Buying and selling quantity on Ethereum’s decentralized exchanges rose 45% to $74 billion in August.
Automated buying and selling methods are taking on Ethereum’s decentralized exchanges (DEXs), with bots accounting for greater than 73% of DEX buying and selling quantity in August — their highest share in 2025 — as spot ETH buying and selling quantity hit an all-time excessive, in response to information compiled by crypto trade CEX.IO.
Buying and selling volumes for ETH on prime centralized exchanges reached $519 billion in August, up 55% from July, whereas Ethereum-based DEXs processed $74 billion in quantity, a forty five% improve.

CEX.IO analysts clarify that the surge was fueled by merchants “more and more reallocating funds towards ETH on the expense of different digital belongings, together with Bitcoin.”
Ethereum’s community exercise additionally spiked. Month-to-month energetic addresses soared to 9.6 million, whereas transactions hit 51.8 million, setting document ranges at the same time as common charges fell almost 40% to simply $0.20, the report reads.
Bots Enjoying a ‘Constructive Position’
However falling charges additionally turned out to be a double-edged sword, as this allowed bots to commerce quicker whereas pumping up DEX volumes. Though bots are sometimes related to frontrunning and sandwich assaults, the analysts say their rising presence within the stablecoin market “highlights a extra constructive position.”
“By supplying fixed liquidity and executing trades at scale, automated methods are more and more serving to to enhance market effectivity, speed up stablecoin adoption, and improve DEX efficiency — finally a web optimistic for each customers and protocols,” the report reads.
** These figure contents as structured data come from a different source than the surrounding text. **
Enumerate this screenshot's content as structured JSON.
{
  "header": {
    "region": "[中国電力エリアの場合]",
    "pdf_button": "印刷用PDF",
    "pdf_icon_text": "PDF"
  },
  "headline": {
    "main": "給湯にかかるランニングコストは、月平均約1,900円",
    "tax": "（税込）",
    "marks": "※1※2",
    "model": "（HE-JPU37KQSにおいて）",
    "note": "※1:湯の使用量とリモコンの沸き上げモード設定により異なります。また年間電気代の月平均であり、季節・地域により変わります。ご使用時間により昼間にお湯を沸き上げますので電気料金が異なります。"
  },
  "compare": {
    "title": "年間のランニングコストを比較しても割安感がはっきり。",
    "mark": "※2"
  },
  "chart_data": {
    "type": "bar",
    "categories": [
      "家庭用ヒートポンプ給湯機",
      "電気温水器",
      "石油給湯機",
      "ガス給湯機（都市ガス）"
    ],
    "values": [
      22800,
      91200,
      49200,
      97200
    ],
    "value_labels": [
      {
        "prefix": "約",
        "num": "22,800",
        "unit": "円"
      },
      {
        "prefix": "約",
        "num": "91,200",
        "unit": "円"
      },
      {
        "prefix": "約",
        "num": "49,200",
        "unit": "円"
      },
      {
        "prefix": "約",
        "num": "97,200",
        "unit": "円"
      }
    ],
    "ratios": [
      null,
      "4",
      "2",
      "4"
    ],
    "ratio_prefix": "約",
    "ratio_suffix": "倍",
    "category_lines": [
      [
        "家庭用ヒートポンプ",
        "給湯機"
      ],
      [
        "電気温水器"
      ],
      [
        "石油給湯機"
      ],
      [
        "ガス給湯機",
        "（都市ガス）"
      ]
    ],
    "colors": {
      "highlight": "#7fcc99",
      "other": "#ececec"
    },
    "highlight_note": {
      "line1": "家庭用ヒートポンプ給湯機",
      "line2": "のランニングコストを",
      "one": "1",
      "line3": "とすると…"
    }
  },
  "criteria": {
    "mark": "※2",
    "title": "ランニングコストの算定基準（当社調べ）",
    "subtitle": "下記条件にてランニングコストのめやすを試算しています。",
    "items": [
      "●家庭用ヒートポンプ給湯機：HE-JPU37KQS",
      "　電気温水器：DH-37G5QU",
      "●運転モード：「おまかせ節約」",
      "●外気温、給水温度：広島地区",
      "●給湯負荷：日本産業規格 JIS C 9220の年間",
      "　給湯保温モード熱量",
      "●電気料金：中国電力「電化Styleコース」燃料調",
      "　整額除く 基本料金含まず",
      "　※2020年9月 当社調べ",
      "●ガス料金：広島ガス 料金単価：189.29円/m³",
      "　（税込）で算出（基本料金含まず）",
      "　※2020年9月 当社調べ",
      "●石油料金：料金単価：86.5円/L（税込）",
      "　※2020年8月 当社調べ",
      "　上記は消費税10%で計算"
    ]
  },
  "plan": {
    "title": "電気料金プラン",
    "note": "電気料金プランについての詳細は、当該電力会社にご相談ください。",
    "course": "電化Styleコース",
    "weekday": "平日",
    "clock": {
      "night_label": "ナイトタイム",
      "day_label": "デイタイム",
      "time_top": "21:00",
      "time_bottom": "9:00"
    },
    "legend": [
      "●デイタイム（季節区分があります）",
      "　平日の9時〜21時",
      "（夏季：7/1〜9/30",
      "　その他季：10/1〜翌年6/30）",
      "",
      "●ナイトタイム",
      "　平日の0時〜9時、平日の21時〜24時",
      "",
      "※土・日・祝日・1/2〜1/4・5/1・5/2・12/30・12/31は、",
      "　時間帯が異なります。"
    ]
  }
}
Whereas bots would possibly assist increase liquidity, Chainalysis present in early 2025 that many are literally getting used for market manipulation. In response to the analytics firm’s report, in 2024, round 23,400 addresses have been linked to potential wash buying and selling throughout Ethereum, BNB Chain, and Base, with a number of high-volume addresses accountable for almost half of the $2.57 billion in flagged trades.
Round 3.6% of all tokens launched final yr — about 74,000 — confirmed patterns that could possibly be linked to pump-and-dump schemes, with most suspicious DEX swimming pools being deserted inside only a week.